Smartphones have swiftly replaced most-if not all-conventional methods of sending, receiving, and storing personal information. Letters, address books, calendars, and trips to the bank have been rendered obsolete by tools such as text messaging, digital contacts, iCal, and mobile banking apps. Although these digital alternatives are convenient, they are not immune from attack. Therefore, to remain competitive, technology companies must maintain safe and secure platforms on which users may freely store and share their personal information.

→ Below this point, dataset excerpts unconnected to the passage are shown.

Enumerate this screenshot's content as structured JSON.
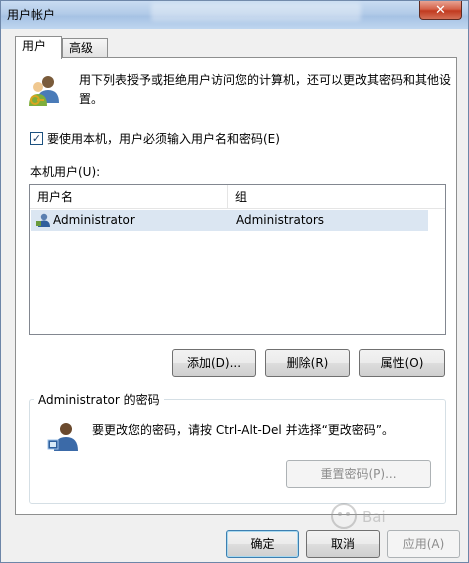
{
  "window": {
    "title": "用户帐户",
    "close_label": "✕"
  },
  "tabs": [
    {
      "label": "用户",
      "active": true
    },
    {
      "label": "高级",
      "active": false
    }
  ],
  "description": "用下列表授予或拒绝用户访问您的计算机，还可以更改其密码和其他设置。",
  "require_login": {
    "label": "要使用本机，用户必须输入用户名和密码(E)",
    "checked": true
  },
  "local_users": {
    "label": "本机用户(U):",
    "columns": [
      "用户名",
      "组"
    ],
    "rows": [
      {
        "name": "Administrator",
        "group": "Administrators",
        "icon": "user-icon"
      }
    ]
  },
  "user_buttons": {
    "add": "添加(D)...",
    "remove": "删除(R)",
    "properties": "属性(O)"
  },
  "password_group": {
    "legend": "Administrator 的密码",
    "text": "要更改您的密码，请按 Ctrl-Alt-Del 并选择“更改密码”。",
    "reset_button": "重置密码(P)...",
    "icon": "user-key-icon"
  },
  "footer": {
    "ok": "确定",
    "cancel": "取消",
    "apply": "应用(A)"
  },
  "colors": {
    "accent": "#3c7fb1",
    "selection": "#dbe6f2",
    "titlebar": "#b2cbe8",
    "close": "#c13a1f"
  }
}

Apple Inc., for example, strives to protect its users' intimate information, consequently earning a reputation for prioritizing security. Like a king protecting his castle, Apple has erected a variety of technological and legal barriers to guard its users' data and ward off unwanted intruders from vulnerabilities at a variety of stages. First, to protect user data from unauthorized access, Apple's software authorizes iPhone users to set their own passcode. Next, Apple encrypts its iPhone software, essentially placing adigital padlock on its software to preclude any software alterations, including the user-determined passcode functionality. Lastly, Apple copyrights its encryption padlock, discouraging rogue actors from circumventing its technology and security features in fear of civil or criminal implications.

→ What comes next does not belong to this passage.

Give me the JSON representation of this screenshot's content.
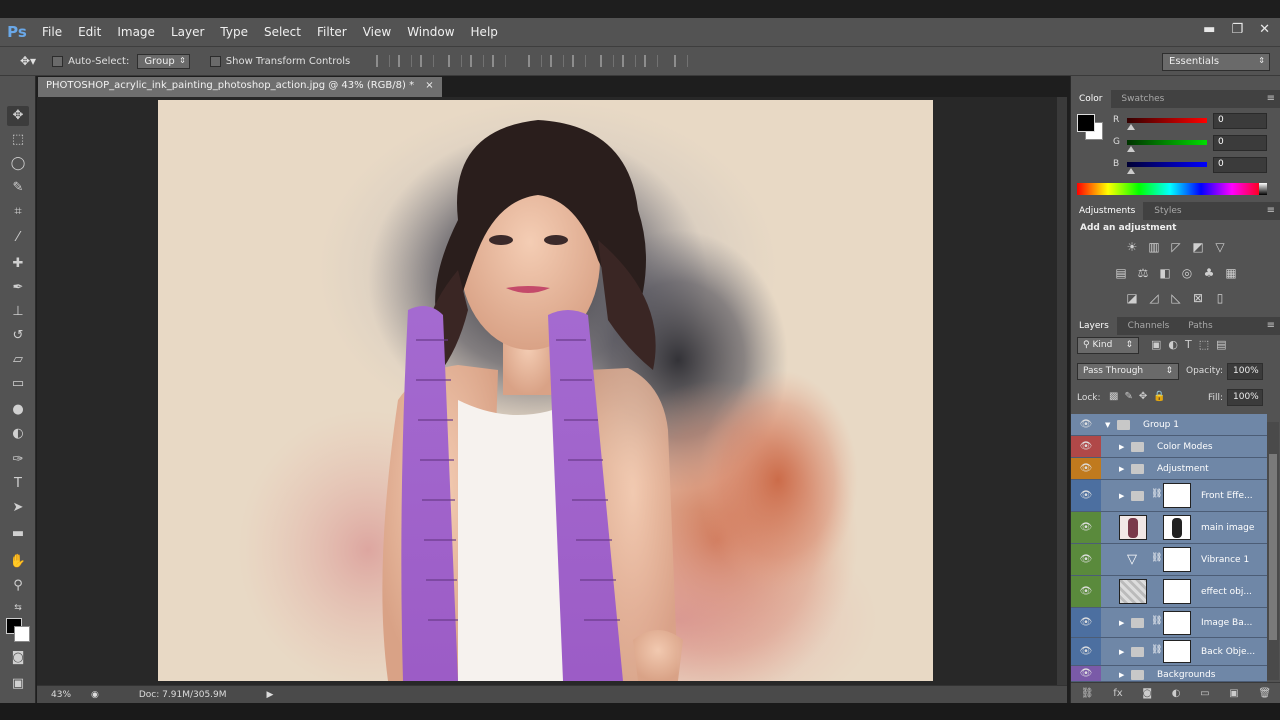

In the spring of 2016, however, the federal government pillaged Apple's digital fortress, overcoming each of these barriers. The Federal Bureau of Investigation (FBI) was investigating the terrorist attack in San Bernardino, California, and Apple's security mechanisms precluded access to a shooter's iPhone, which was locked with the user-determined passcode. Nonetheless, the FBI hired professional hackers to alter Apple's software, thereby circumventing Apple's encryption and ignoring Apple's copyrights, to access the iPhone.

Although the FBI opened just this one phone, just this one time, its hacking has much broader implications. By altering Apple's software to circumvent its encryption, it smashed Apple's digital padlock, essentially creating a master key capable of opening hundreds of millions of iPhones, jeopardizing users' intimate information. The FBI has devalued Apple's coveted security and risked Apple's reputation. Despite Apple's copyright, Apple has no statutory remedy available; however, the Takings Clause in the Fifth Amendment of the United States Constitution affords Apple a simple solution.

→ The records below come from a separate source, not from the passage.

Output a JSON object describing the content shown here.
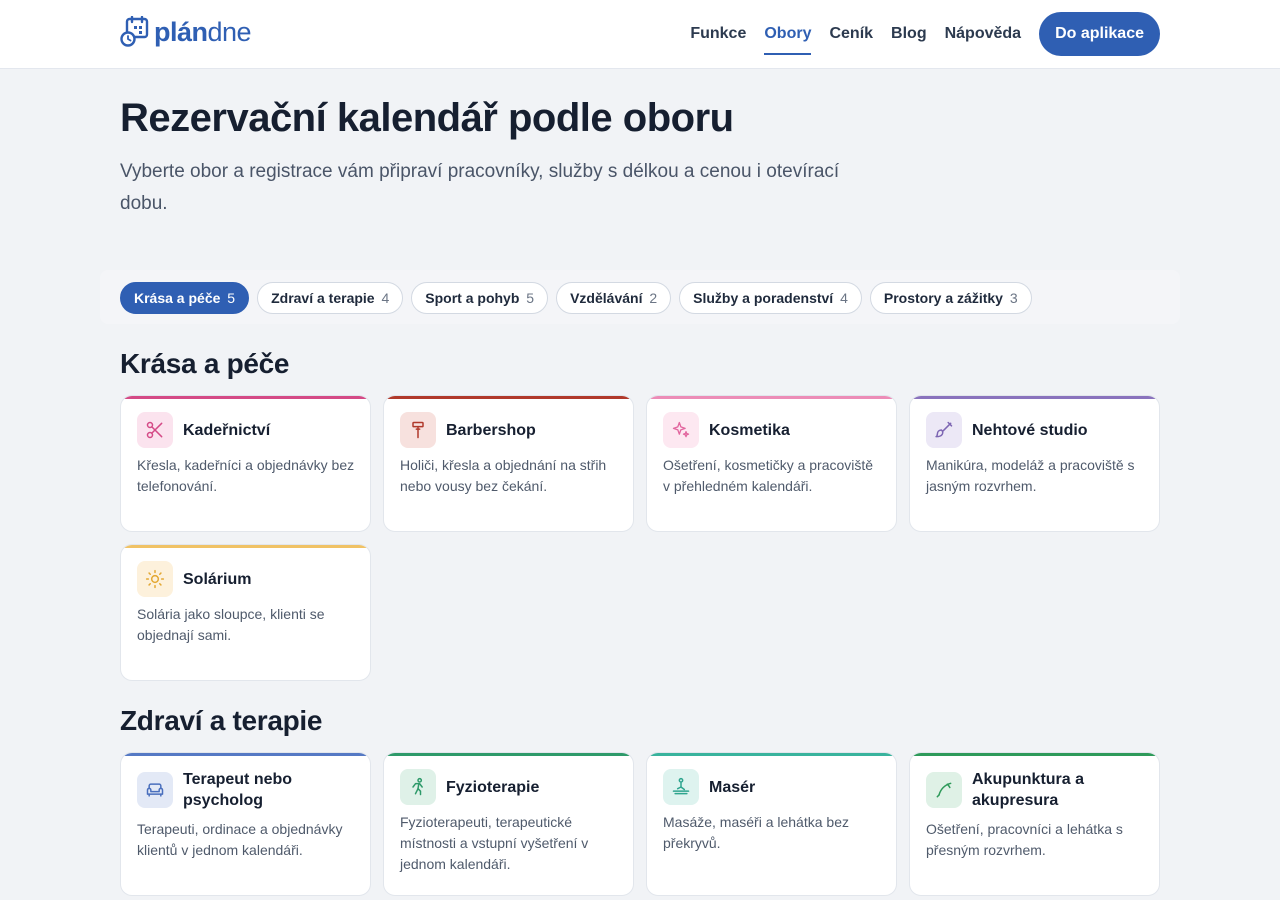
{
  "header": {
    "logo_bold": "plán",
    "logo_light": "dne",
    "nav": [
      {
        "label": "Funkce",
        "active": false
      },
      {
        "label": "Obory",
        "active": true
      },
      {
        "label": "Ceník",
        "active": false
      },
      {
        "label": "Blog",
        "active": false
      },
      {
        "label": "Nápověda",
        "active": false
      }
    ],
    "cta": "Do aplikace"
  },
  "hero": {
    "title": "Rezervační kalendář podle oboru",
    "subtitle": "Vyberte obor a registrace vám připraví pracovníky, služby s délkou a cenou i otevírací dobu."
  },
  "filters": [
    {
      "label": "Krása a péče",
      "count": "5",
      "active": true
    },
    {
      "label": "Zdraví a terapie",
      "count": "4",
      "active": false
    },
    {
      "label": "Sport a pohyb",
      "count": "5",
      "active": false
    },
    {
      "label": "Vzdělávání",
      "count": "2",
      "active": false
    },
    {
      "label": "Služby a poradenství",
      "count": "4",
      "active": false
    },
    {
      "label": "Prostory a zážitky",
      "count": "3",
      "active": false
    }
  ],
  "sections": [
    {
      "title": "Krása a péče",
      "cards": [
        {
          "title": "Kadeřnictví",
          "desc": "Křesla, kadeřníci a objednávky bez telefonování.",
          "icon": "scissors-icon",
          "accent": "#d44a86",
          "tint": "#fbe3ee"
        },
        {
          "title": "Barbershop",
          "desc": "Holiči, křesla a objednání na střih nebo vousy bez čekání.",
          "icon": "razor-icon",
          "accent": "#b0392b",
          "tint": "#f7e1de"
        },
        {
          "title": "Kosmetika",
          "desc": "Ošetření, kosmetičky a pracoviště v přehledném kalendáři.",
          "icon": "sparkle-icon",
          "accent": "#ec8cb7",
          "tint": "#fde8f1"
        },
        {
          "title": "Nehtové studio",
          "desc": "Manikúra, modeláž a pracoviště s jasným rozvrhem.",
          "icon": "brush-icon",
          "accent": "#8a73bd",
          "tint": "#ece8f6"
        },
        {
          "title": "Solárium",
          "desc": "Solária jako sloupce, klienti se objednají sami.",
          "icon": "sun-icon",
          "accent": "#f0c265",
          "tint": "#fdf1dc"
        }
      ]
    },
    {
      "title": "Zdraví a terapie",
      "cards": [
        {
          "title": "Terapeut nebo psycholog",
          "desc": "Terapeuti, ordinace a objednávky klientů v jednom kalendáři.",
          "icon": "sofa-icon",
          "accent": "#5579c4",
          "tint": "#e3e9f6"
        },
        {
          "title": "Fyzioterapie",
          "desc": "Fyzioterapeuti, terapeutické místnosti a vstupní vyšetření v jednom kalendáři.",
          "icon": "person-running-icon",
          "accent": "#2e9a6a",
          "tint": "#dff1e8"
        },
        {
          "title": "Masér",
          "desc": "Masáže, maséři a lehátka bez překryvů.",
          "icon": "massage-icon",
          "accent": "#39b39d",
          "tint": "#def3ef"
        },
        {
          "title": "Akupunktura a akupresura",
          "desc": "Ošetření, pracovníci a lehátka s přesným rozvrhem.",
          "icon": "needle-icon",
          "accent": "#2e9a5a",
          "tint": "#dff1e6"
        }
      ]
    }
  ]
}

This Note contributes to the contentious debate about prioritizing individual privacy in the face of increasingly innovative and complex national security threats. It suggests a novel way to deter governmental intrusion by establishing that Apple's copyrights are "prroperty" under the Fifth Amendment and by characterizing the FBI's investigative conduct in the San Bernardino case as a "taking" under the Fifth Amendment. Constitutionally requiring the federal government to pay 'just compensation" necessarily compels it to consider in its calculus the economic consequences of circumventing a technology company's encryption, potentially preventing such intrusion in the first place.